LATAM is also working to keep a stable balance sheet during the challenging economic times facing Latin American airlines. It has a stated goal of keeping a liquidity balance of USD1.4 billion and USD1.5 billion. Its cash and equivalents balance at the end of 1Q2016 was USD1.3 billion.

At one point LATAM's adjusted net debt to EBITDAR was 6.5x, and at the end of 1Q2016 it had dropped to 5.9x. Back in 2013, LATAM had aimed to lower its ratio to 3.5x in four years, but the economic situation in Brazil could extend the deadline for reaching that target. Prior to the merger of LAN and TAM, LAN held a coveted investment-grade credit rating.

See related report: LATAM works to withstand tough conditions through capacity cuts and balance sheet fortification

The logic for LATAM's merger still stands, despite formidable headwinds in Latin America

Trying to complete a complex merger integration against the backdrop of an economic landscape that shows little sign of improvement begs the question whether LAN and TAM took the right step in forging their merger.

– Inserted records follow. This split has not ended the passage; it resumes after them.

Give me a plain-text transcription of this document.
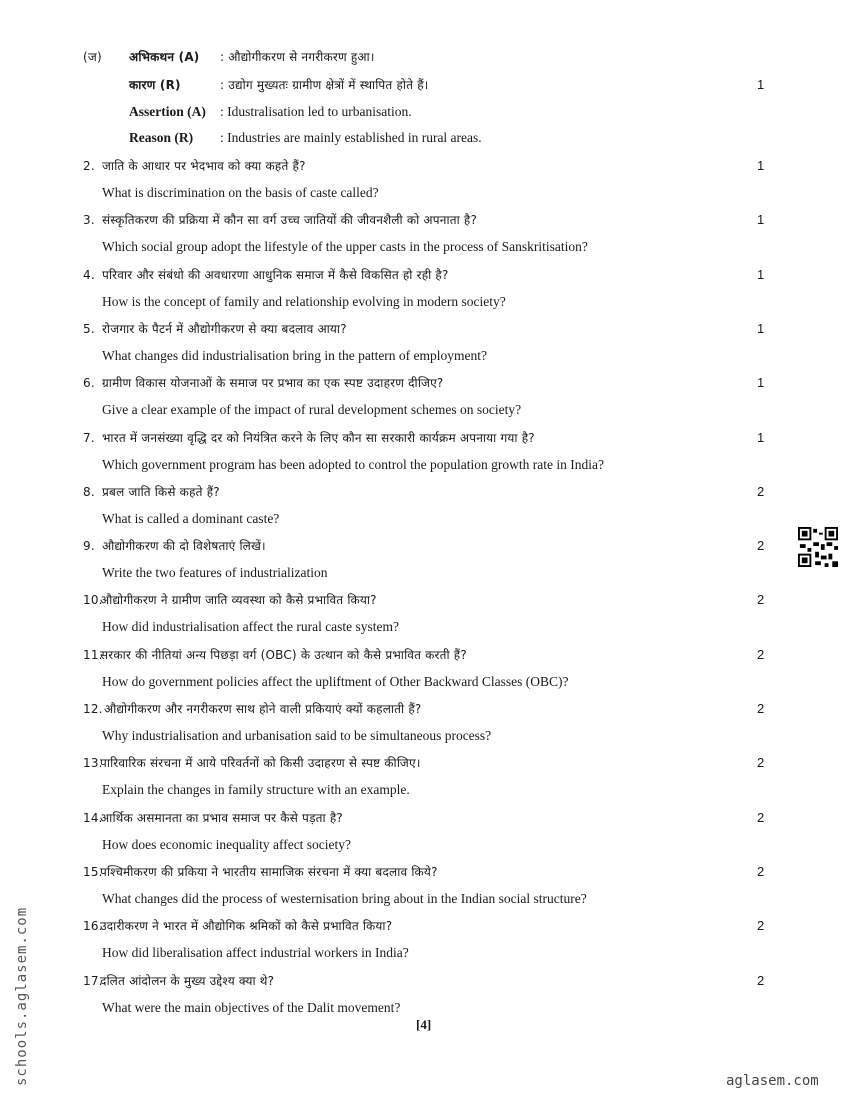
(ज) अभिकथन (A) : औद्योगीकरण से नगरीकरण हुआ।
कारण (R)	: उद्योग मुख्यतः ग्रामीण क्षेत्रों में स्थापित होते हैं।	1
Assertion (A) : Idustralisation led to urbanisation.
Reason (R) : Industries are mainly established in rural areas.
2. जाति के आधार पर भेदभाव को क्या कहते हैं?	1
What is discrimination on the basis of caste called?
3. संस्कृतिकरण की प्रक्रिया में कौन सा वर्ग उच्च जातियों की जीवनशैली को अपनाता है?	1
Which social group adopt the lifestyle of the upper casts in the process of Sanskritisation?
4. परिवार और संबंधो की अवधारणा आधुनिक समाज में कैसे विकसित हो रही है?	1
How is the concept of family and relationship evolving in modern society?
5. रोजगार के पैटर्न में औद्योगीकरण से क्या बदलाव आया?	1
What changes did industrialisation bring in the pattern of employment?
6. ग्रामीण विकास योजनाओं के समाज पर प्रभाव का एक स्पष्ट उदाहरण दीजिए?	1
Give a clear example of the impact of rural development schemes on society?
7. भारत में जनसंख्या वृद्धि दर को नियंत्रित करने के लिए कौन सा सरकारी कार्यक्रम अपनाया गया है?	1
Which government program has been adopted to control the population growth rate in India?
8. प्रबल जाति किसे कहते हैं?	2
What is called a dominant caste?
9. औद्योगीकरण की दो विशेषताएं लिखें।	2
Write the two features of industrialization
10.औद्योगीकरण ने ग्रामीण जाति व्यवस्था को कैसे प्रभावित किया?	2
How did industrialisation affect the rural caste system?
11.सरकार की नीतियां अन्य पिछड़ा वर्ग (OBC) के उत्थान को कैसे प्रभावित करती हैं?	2
How do government policies affect the upliftment of Other Backward Classes (OBC)?
12. औद्योगीकरण और नगरीकरण साथ होने वाली प्रकियाएं क्यों कहलाती हैं?	2
Why industrialisation and urbanisation said to be simultaneous process?
13.पारिवारिक संरचना में आये परिवर्तनों को किसी उदाहरण से स्पष्ट कीजिए।	2
Explain the changes in family structure with an example.
14.आर्थिक असमानता का प्रभाव समाज पर कैसे पड़ता है?	2
How does economic inequality affect society?
15.पश्चिमीकरण की प्रकिया ने भारतीय सामाजिक संरचना में क्या बदलाव किये?	2
What changes did the process of westernisation bring about in the Indian social structure?
16.उदारीकरण ने भारत में औद्योगिक श्रमिकों को कैसे प्रभावित किया?	2
How did liberalisation affect industrial workers in India?
17.दलित आंदोलन के मुख्य उद्देश्य क्या थे?	2
What were the main objectives of the Dalit movement?
[4]
schools.aglasem.com	aglasem.com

As separate entities, each airline would still be battling the tough economic climate. Although Brazil accounts for approximately 36% of LATAM's revenues by geographic area, the network diversity helps to dull the weakness created by Brazil's economic woes. Brazilian companies are also effectively cut off from credit markets, which means that TAM as a stand-alone entity would be in a much worse position today.

During 1H2016 LATAM was able to close on a USD325 million credit revolver, which would have been nearly impossible for TAM to achieve on its own. LATAM's Brazilian rival Gol is undertaking a debt restructuring, and it faces several constraints to accessing credit.

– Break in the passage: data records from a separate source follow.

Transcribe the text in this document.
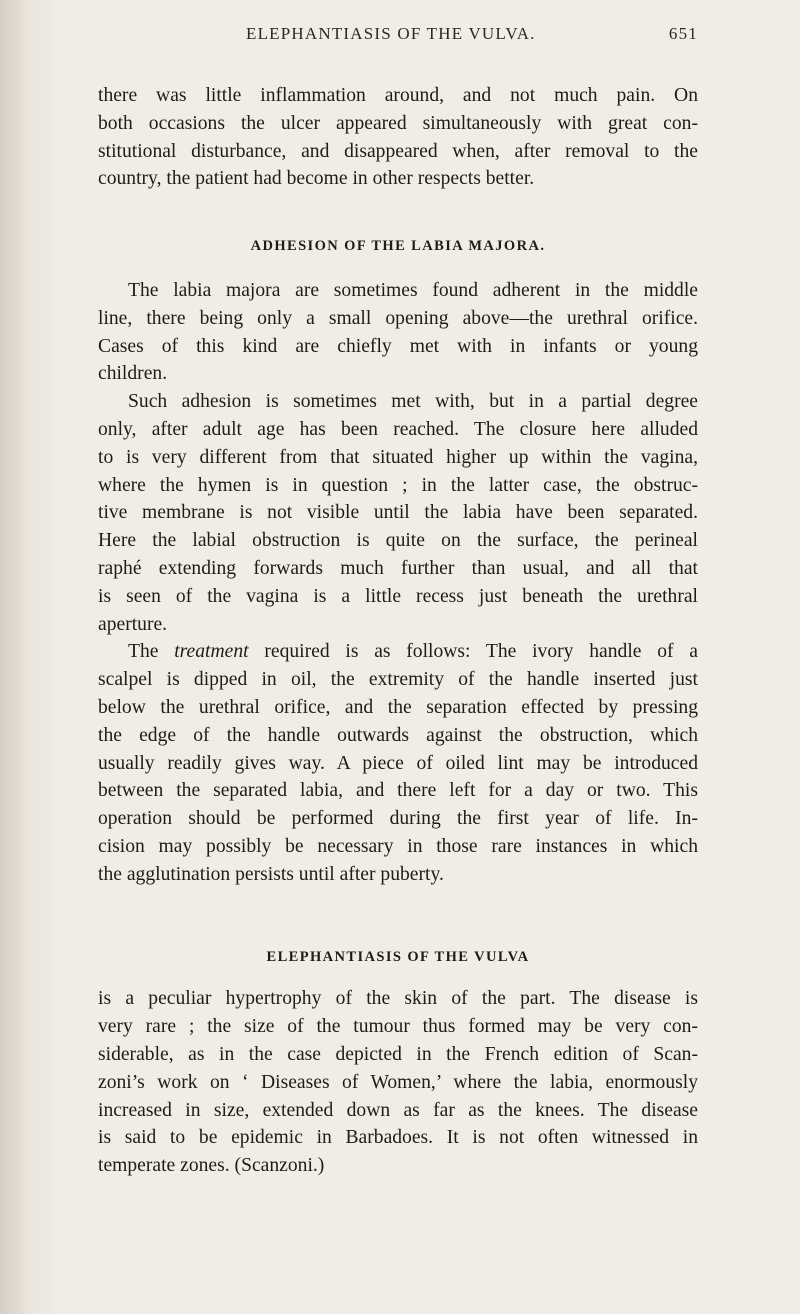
ELEPHANTIASIS OF THE VULVA.	651

there was little inflammation around, and not much pain. On
both occasions the ulcer appeared simultaneously with great con-
stitutional disturbance, and disappeared when, after removal to the
country, the patient had become in other respects better.

ADHESION OF THE LABIA MAJORA.

The labia majora are sometimes found adherent in the middle
line, there being only a small opening above—the urethral orifice.
Cases of this kind are chiefly met with in infants or young
children.

Such adhesion is sometimes met with, but in a partial degree
only, after adult age has been reached. The closure here alluded
to is very different from that situated higher up within the vagina,
where the hymen is in question ; in the latter case, the obstruc-
tive membrane is not visible until the labia have been separated.
Here the labial obstruction is quite on the surface, the perineal
raphé extending forwards much further than usual, and all that
is seen of the vagina is a little recess just beneath the urethral
aperture.

The treatment required is as follows: The ivory handle of a
scalpel is dipped in oil, the extremity of the handle inserted just
below the urethral orifice, and the separation effected by pressing
the edge of the handle outwards against the obstruction, which
usually readily gives way. A piece of oiled lint may be introduced
between the separated labia, and there left for a day or two. This
operation should be performed during the first year of life. In-
cision may possibly be necessary in those rare instances in which
the agglutination persists until after puberty.

ELEPHANTIASIS OF THE VULVA

is a peculiar hypertrophy of the skin of the part. The disease is
very rare ; the size of the tumour thus formed may be very con-
siderable, as in the case depicted in the French edition of Scan-
zoni’s work on ‘ Diseases of Women,’ where the labia, enormously
increased in size, extended down as far as the knees. The disease
is said to be epidemic in Barbadoes. It is not often witnessed in
temperate zones. (Scanzoni.)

LAN and TAM obviously decided to merge in order to achieve the long term benefits of becoming the premiere airline entity in South America. Brazil, despite its current political and economic upheaval, remains the most important market in the region. LATAM estimates that Brazil trips per capita in 2014 were 0.56, compared with 2.68 in the mature US market. The data show a still significant upside for air travel growth in Brazil once the country's fortunes improve. On a stand-alone basis, LAN could not achieve its potential in South America without a significant foothold in Brazil.

LATAM will be well positioned as Latin America's powerhouse when conditions improve

The first flights that operated under the unified LATAM brand in May-2016 were a major milestone that deserves recognition. This was achieved in the difficult macroeconomic environment that the company faces while it works to roll out an airline brand representing a historic merger; one that proved to be a watershed moment in the Latin American aviation business.

Similarly to every other airline based in Latin America, LATAM faces extremely tough conditions for the foreseeable future. The company is taking the necessary steps to endure the short-term pain, towards benefiting from a sizeable competitive advantage once conditions improve. Mergers are never undertaken for the purpose of instantaneous rewards. LATAM, despite the clouds hanging over South America, remains poised to capitalise on its hard-won leading position.